A new professorship will be funded by Dyson, the Wiltshire-based company famous for its vacuum cleaners, in order to promote breakthrough engineering and scientific research.
The £1.4m will be provided to the university over a 10-year period and will allow the creation of a new post, Professor of Fluid Mechanics.
Dyson has made it clear that the professor will encourage people to think about engineering in new ways and promote innovation. The new Professor will focus teaching and research on the science and engineering behind air movement, said Cambridge University. This will involve pioneering innovative technologies for high efficiency and low noise in the power ranges typically found in domestic, office and light industrial applications.
Dyson already funds post doctorate research at Cambridge, specialising in airflow, acoustics and carbon nanotubes. This type of research can sometimes leads to employment at Dyson’s R&D laboratory in Wiltshire.

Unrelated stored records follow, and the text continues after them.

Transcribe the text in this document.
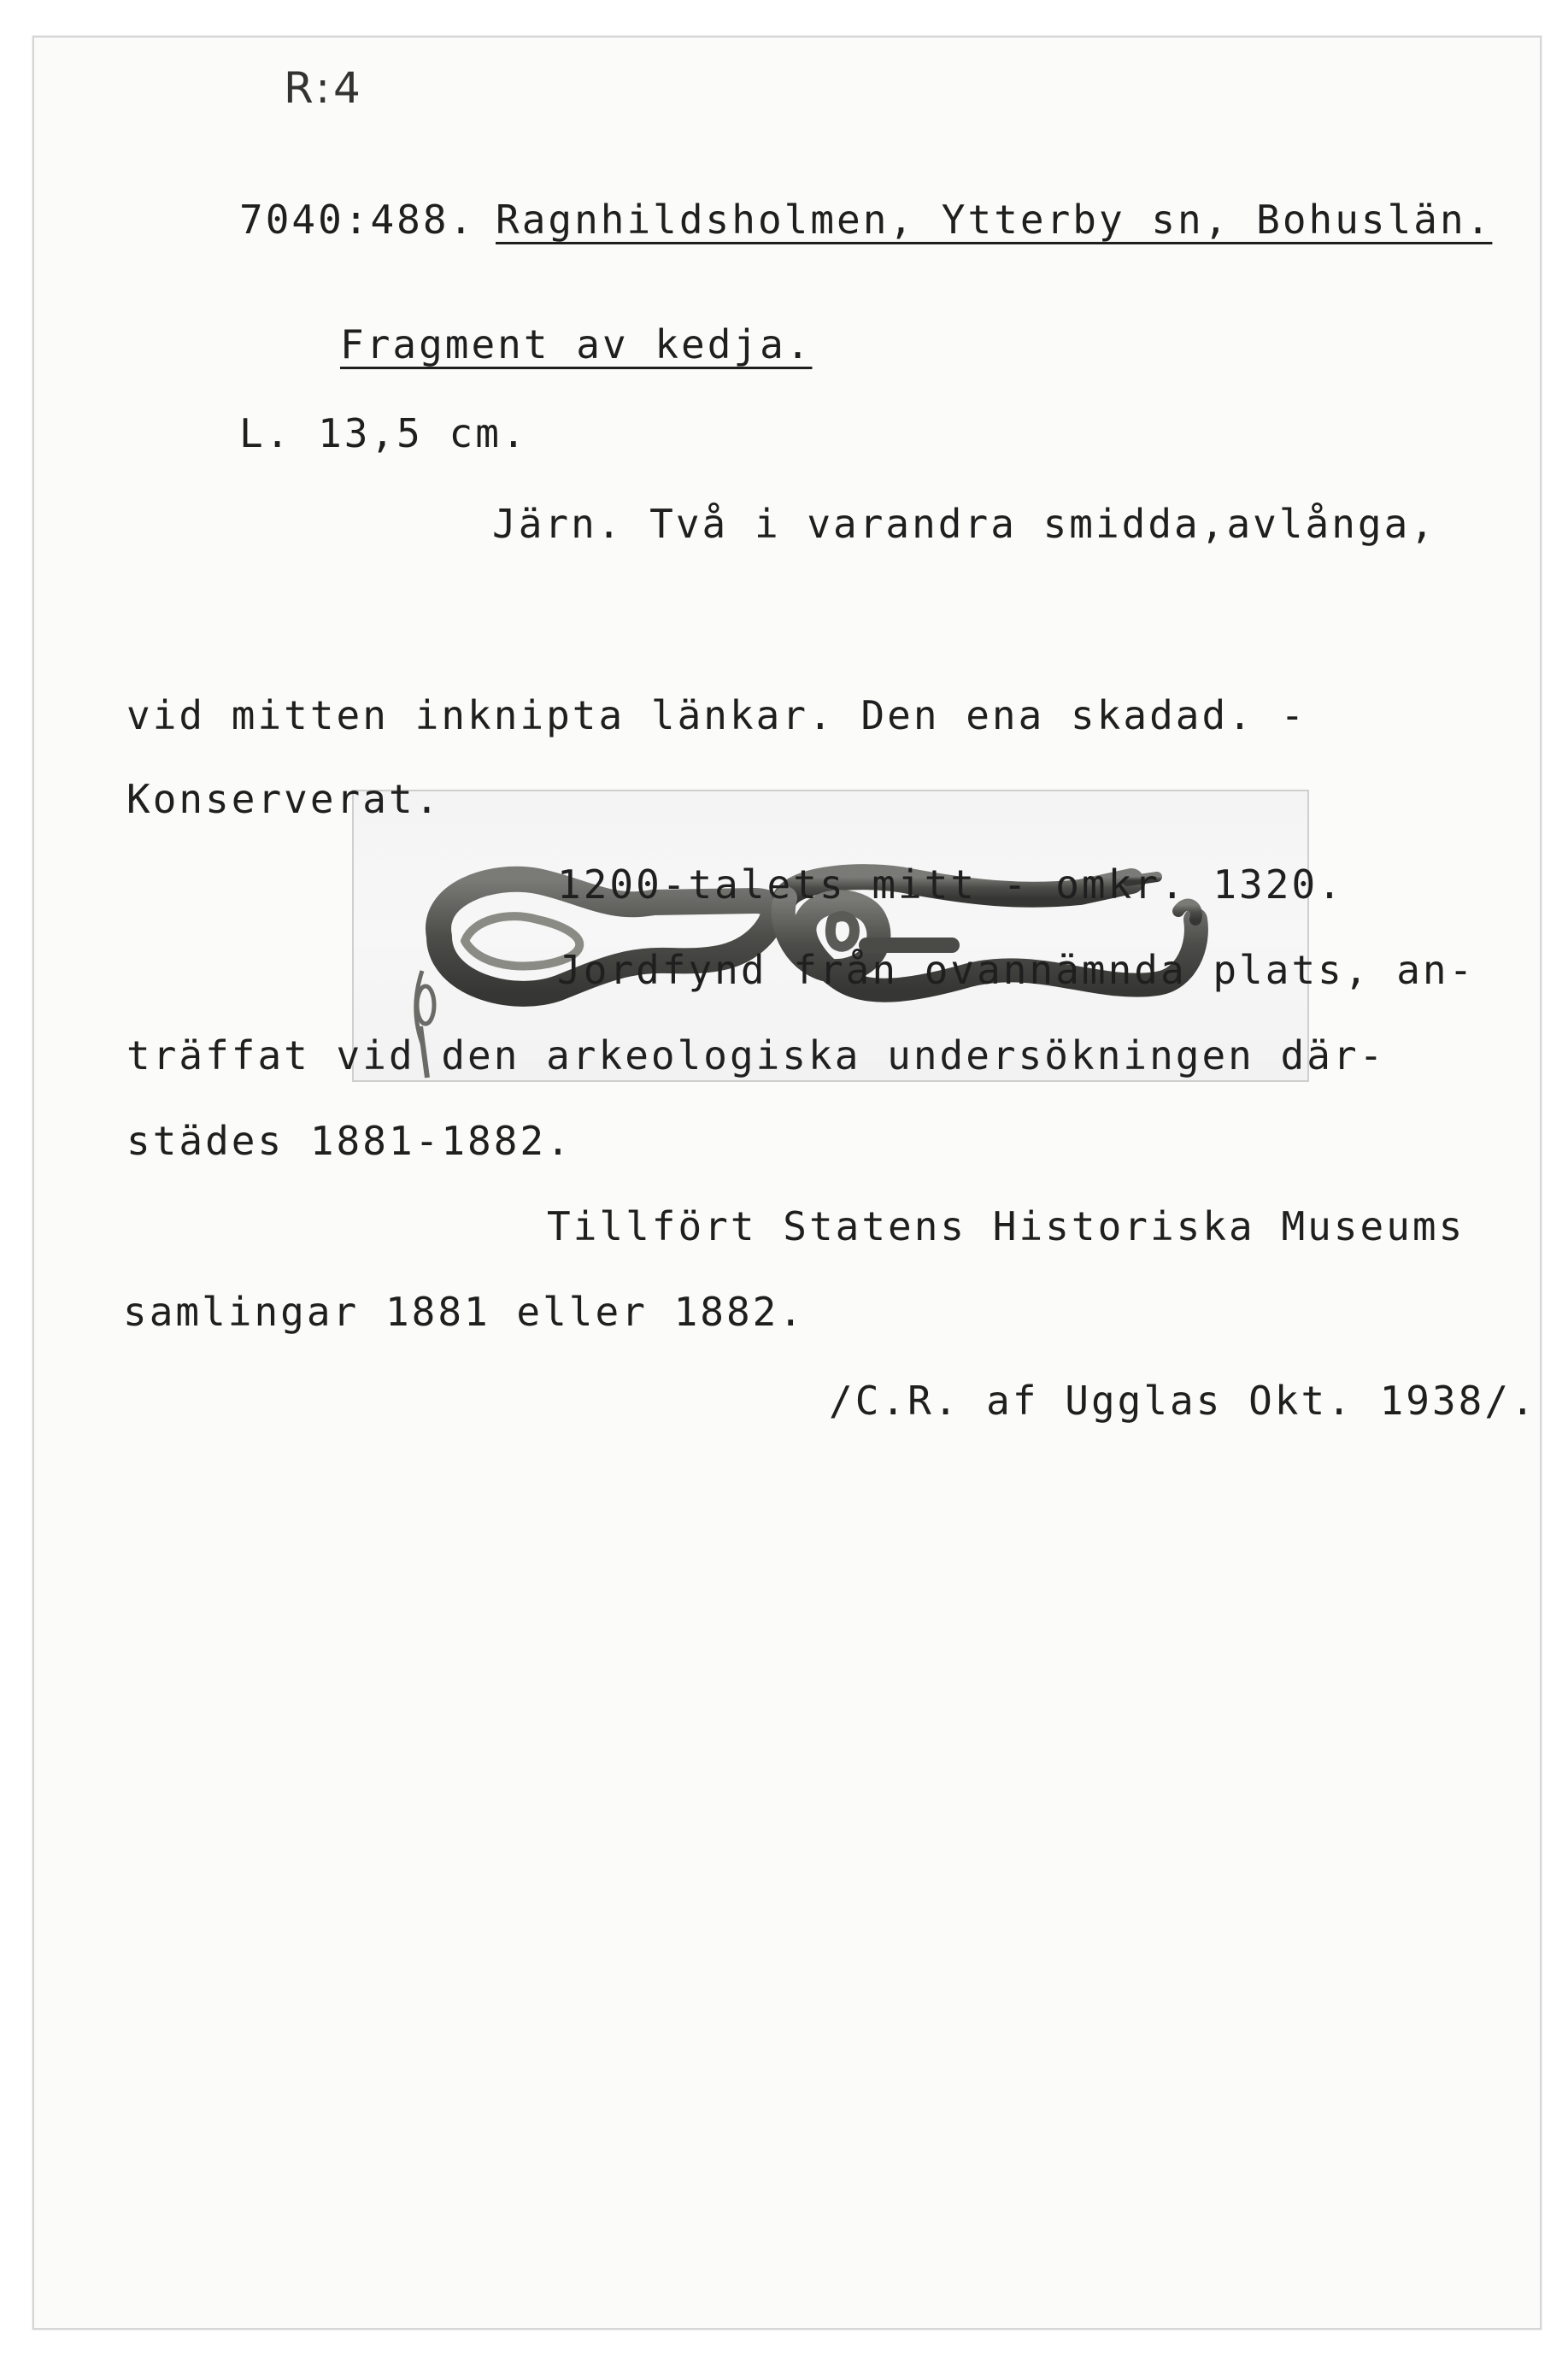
R:4
7040:488. Ragnhildsholmen, Ytterby sn, Bohuslän.
Fragment av kedja.
L. 13,5 cm.
Järn. Två i varandra smidda,avlånga,
vid mitten inknipta länkar. Den ena skadad. -
Konserverat.
1200-talets mitt - omkr. 1320.
Jordfynd från ovannämnda plats, an-
träffat vid den arkeologiska undersökningen där-
städes 1881-1882.
Tillfört Statens Historiska Museums
samlingar 1881 eller 1882.
/C.R. af Ugglas Okt. 1938/.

In his report for the Conservative Party entitled Ingenious Britain , company founder James Dyson stressed the need to harness research breakthroughs in universities. Linking universities with industry would protect the excellence of British research; commercialising ideas creates patentable technology and exports.
Mr Dyson commented: “Britain needs bright ideas. We need more British students to take on research projects at British universities; we are struggling to fulfil our engineering needs.
“Forging working relationships with universities will help us solve our engineering challenges, and continue to export the best technology,” he added.
Philip Guildford, director of research for the Department of Engineering at the University of Cambridge, said: “High power applications, such as jet engines and aircraft, have naturally dominated research in fluid mechanics yielding impressive returns in efficiency and performance.”
“The Dyson chair will bring world-class resources to bear on the smaller fans, compressors and other air moving components that pervade our lives in factories, offices, and homes,” Mr Guildford added. “Some are hidden away in computers, printers, just behind the dashboard in our cars or buried within manufacturing processes. Others are more easily seen in our fans and cleaners.”
Guildford remarked: “But try adding up how many we see in a day and imagine the impact of making them all smaller, more efficient and quieter. The Dyson chair aims to achieve this impact and inspire a generation of new engineers in the process.”